The gang that can't shoot straight | Arkansas Blog

Thursday, February 12, 2009

The gang that can't shoot straight

Posted By on Thu, Feb 12, 2009 at 6:04 PM


It's back to the drawing board for what's to be done about Ray Winder Field, the defunct minor league baseball park in War Memorial Park.

Two weeks ago, a city advisory committee heard responses to a formal Request For Proposal process for the 3+ acres that is city property. The state owns part of the facility. The city found a youth baseball program had not met minimum qualifications. It chose a UAMS proposal to buy the land for about $1.1 million over the Little Rozk Zoo's proposal to take the land, for free, to use for expansion.

You perhaps read in the morning paper today that questions had been raised by City Director Brad Cazort, a zoo supporter, about UAMS' winning proposal because the Med center mentioned the amount of its bid during the initial presentation to the committee, but before the formal bid had been opened. The mention of price at that point was specifically prohibited in the RFP. The rule was kind of silly in application in this case because UAMS had won UA Board of Trustees approval for the bid in a public meeting in advance of the final selection process. It was no secret. Still, a rule is a rule.

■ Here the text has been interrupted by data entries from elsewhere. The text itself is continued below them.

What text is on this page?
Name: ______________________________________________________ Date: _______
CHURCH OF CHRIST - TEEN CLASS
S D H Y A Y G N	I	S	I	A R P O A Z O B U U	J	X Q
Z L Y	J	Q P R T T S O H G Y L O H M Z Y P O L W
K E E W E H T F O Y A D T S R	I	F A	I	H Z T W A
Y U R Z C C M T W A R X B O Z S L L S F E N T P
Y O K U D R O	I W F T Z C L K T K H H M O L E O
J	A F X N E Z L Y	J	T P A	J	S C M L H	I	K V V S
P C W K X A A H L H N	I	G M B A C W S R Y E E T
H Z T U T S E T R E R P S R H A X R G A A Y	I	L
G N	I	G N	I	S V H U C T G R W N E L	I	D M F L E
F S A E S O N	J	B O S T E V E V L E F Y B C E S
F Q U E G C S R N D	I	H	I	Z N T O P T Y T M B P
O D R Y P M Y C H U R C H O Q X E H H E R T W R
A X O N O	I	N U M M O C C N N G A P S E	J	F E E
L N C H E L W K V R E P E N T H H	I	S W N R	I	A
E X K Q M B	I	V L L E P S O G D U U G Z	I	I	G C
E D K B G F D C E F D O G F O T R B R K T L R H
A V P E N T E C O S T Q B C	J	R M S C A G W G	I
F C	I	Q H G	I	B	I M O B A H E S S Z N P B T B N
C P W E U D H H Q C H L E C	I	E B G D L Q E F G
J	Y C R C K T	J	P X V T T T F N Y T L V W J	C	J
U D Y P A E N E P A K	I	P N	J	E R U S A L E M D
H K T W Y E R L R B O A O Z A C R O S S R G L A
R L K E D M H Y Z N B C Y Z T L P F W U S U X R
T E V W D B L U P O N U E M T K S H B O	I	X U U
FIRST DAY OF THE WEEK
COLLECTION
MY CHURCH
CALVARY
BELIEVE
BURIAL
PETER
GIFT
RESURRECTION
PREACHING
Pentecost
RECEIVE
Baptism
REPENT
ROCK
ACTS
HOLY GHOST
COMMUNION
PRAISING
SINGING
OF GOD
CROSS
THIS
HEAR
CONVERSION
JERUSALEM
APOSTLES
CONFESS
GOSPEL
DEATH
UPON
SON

Not to worry, if you opposed the UAMS bid. Sources tell me that City Attorney Tom Carpenter is expected to issue an opinion this afternoon that ALL three bids should be disqualified. The RFP process will conclude with NO winner.

The baseball bid remains insufficient for failing to meet the committee's criteria. UAMS must be disqualified for mentioning its purchase price. The Zoo's bid must be disqualified because it too mentioned money, in an estimated value of $10 million for the expected expansion project.

So, it's back to square one. All of the proposals may be considered anew by the City Board. But there will be first a broader Board discussion that should have been held to begin with, including city policy on sale of park land. There's immense unhappiness on the Board about how this specific process played out as well. There's unhappiness that this process was done at all, in fact.

Another wrinkle screwed up UAMS' bid, though I don't know if it will be mentioned in Carpenter's opinion: Mayor Mark Stodola reportedly gave former Mayor Jim Dailey, a member of the advisory committee, the word in advance of the committee's review that he'd worked out a deal with UAMS to keep the ballfield in use as a ballfield until UAMS was ready to build on the property. In the interim, UAMS planned a parking lot after razing the old grandstand. This kind of side dealing is a no-no. I was curious when UAMS, out of the blue, mentioned keeping the ballfield in play. Now I see.

Can City Hall ever do anything right? Can they ever run a clean process that doesn't look, for all the world, like a pre-arranged deal for the usual favorite sons?

UPDATE: Rex Nelson, one of the leaders of the youth baseball proposal, adds a comment on the side deal UAMS reportedly heard from the mayor.


I just read your blog posting. I want to clarify something regarding the position of the Ray Winder Foundation as it relates to Ray Winder Field:
When UAMS officials called me, I told them that we would be willing to discuss an arrangement with them IF they bought the land following a decision by the city Board of Directors. At no time did I say or hint that the Ray Winder Foundation would back off its proposal.
We made a presentation to the so-called review committee and continue to hope the city Board of Directors will preserve Ray Winder as a baseball facility. We would prefer for it to be a city-operated ballpark but could use the foundation to operate Ray Winder (with the city retaining ownership) if the board felt it was unable to do so.
I am strongly opposed to selling city parkland to an outside entity.
I told UAMS if it got the land and had no use for it for a number of years, we would be willing to discuss operating it as a baseball facility. Our only motivation is to help Little Rock youth who have a shortage of facilities.
I have told people associated with the zoo the same thing. If they get the land and can't do anything with it for a number of years, we will sit down and discuss operating it in the interim as a baseball facility.